The weather recently has been decidedly British. We’ve had a moderate blow over the last few days; it has been windy and rainy. Prior to this, however, was a period of bright sunshine and light winds the conclusion of which provided us with the most spectacular display of sheet lightning I think I have ever seen. We were anchored alone on the north side of Aukena Island on a shallow plateau of sand perhaps 200 feet across that rose to the convenient depth of 18 feet (from the surrounding waters of 90-feet or so) and with only one or two potentially-hittable coral heads to look out for. As night fell the clouds appeared dark and ominous. At about midnight lightning was seen in the distance and the deep sound of thunder rolled across the lagoon. I put all of our electronics into the oven in case of a strike (there’s nothing better for lightning strikes than having a 50-foot metal spike sticking up into the air!) and went back to bed. At about 2am we were awakened by blinding flashes of lightning lighting up the interior of the boat as though it were daylight. The air felt very, very odd indeed, as though all the oxygen had been sucked out of it, and the scene when we looked out across the lagoon was awesome; discharges twice per second right over our heads that would turn the clouds a bright purple colour and reveal the shape of a bolt in their midst, searing through them between one cloud and the next. The discharges were so bright that they would hurt our eyes – we needed sunglasses at night! – before plunging everything back into a deep darkness during which we couldn’t even see the silhouette of the land 300 metres away.

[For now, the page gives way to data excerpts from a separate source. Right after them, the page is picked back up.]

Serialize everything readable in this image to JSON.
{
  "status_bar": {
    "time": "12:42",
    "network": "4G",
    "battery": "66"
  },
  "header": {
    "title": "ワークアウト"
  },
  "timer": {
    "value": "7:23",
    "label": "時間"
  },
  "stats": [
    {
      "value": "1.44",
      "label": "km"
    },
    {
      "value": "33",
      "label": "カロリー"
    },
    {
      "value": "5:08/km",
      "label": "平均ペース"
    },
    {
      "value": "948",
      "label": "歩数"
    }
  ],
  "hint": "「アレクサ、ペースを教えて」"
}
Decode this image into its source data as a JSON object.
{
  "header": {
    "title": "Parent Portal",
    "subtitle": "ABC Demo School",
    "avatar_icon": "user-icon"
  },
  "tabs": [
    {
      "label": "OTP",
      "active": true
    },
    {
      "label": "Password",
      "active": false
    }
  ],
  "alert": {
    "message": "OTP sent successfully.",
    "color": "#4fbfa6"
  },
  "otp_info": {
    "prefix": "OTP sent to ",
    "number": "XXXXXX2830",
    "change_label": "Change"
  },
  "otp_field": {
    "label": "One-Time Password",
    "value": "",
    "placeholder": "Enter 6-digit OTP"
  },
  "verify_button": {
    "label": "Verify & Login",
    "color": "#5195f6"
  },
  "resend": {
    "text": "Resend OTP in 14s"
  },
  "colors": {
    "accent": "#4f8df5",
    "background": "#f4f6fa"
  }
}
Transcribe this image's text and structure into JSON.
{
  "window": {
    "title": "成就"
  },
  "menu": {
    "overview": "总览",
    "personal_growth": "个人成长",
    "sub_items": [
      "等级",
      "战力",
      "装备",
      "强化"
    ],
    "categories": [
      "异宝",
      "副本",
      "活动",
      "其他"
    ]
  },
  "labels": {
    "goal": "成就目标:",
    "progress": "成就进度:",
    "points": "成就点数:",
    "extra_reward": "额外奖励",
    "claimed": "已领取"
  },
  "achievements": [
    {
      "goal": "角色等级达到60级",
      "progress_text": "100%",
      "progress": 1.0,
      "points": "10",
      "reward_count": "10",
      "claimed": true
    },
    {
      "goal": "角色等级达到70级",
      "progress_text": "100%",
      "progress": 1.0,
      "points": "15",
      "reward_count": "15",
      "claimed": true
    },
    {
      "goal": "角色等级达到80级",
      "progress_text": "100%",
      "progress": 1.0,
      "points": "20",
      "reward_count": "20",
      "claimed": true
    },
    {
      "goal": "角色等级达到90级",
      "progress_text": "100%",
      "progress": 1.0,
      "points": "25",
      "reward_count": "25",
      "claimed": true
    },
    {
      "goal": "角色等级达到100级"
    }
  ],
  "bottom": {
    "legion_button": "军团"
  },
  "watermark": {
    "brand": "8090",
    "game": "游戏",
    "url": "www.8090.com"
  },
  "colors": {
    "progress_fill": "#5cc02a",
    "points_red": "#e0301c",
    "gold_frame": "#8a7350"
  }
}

There were no cracks or bangs, just the occasional deep-throated and powerful growl, but for the most part the lightning was completely silent – almost serene – and this gave the whole scene an intensely eerie feel to it. I wasn’t a fan myself. Sarah had the time of her life, made herself a hot chocolate and stayed up to watch the display.
Our plan is to stay here for a little while longer and keep an eye out for a weather window that will allow us to get back to Pitcairn, since we didn’t get much of an opportunity to enjoy it during our brief stay before. We need a day or two of good winds followed by absolutely flat calm in order to be able to get there and then anchor in safety. We can afford to be patient.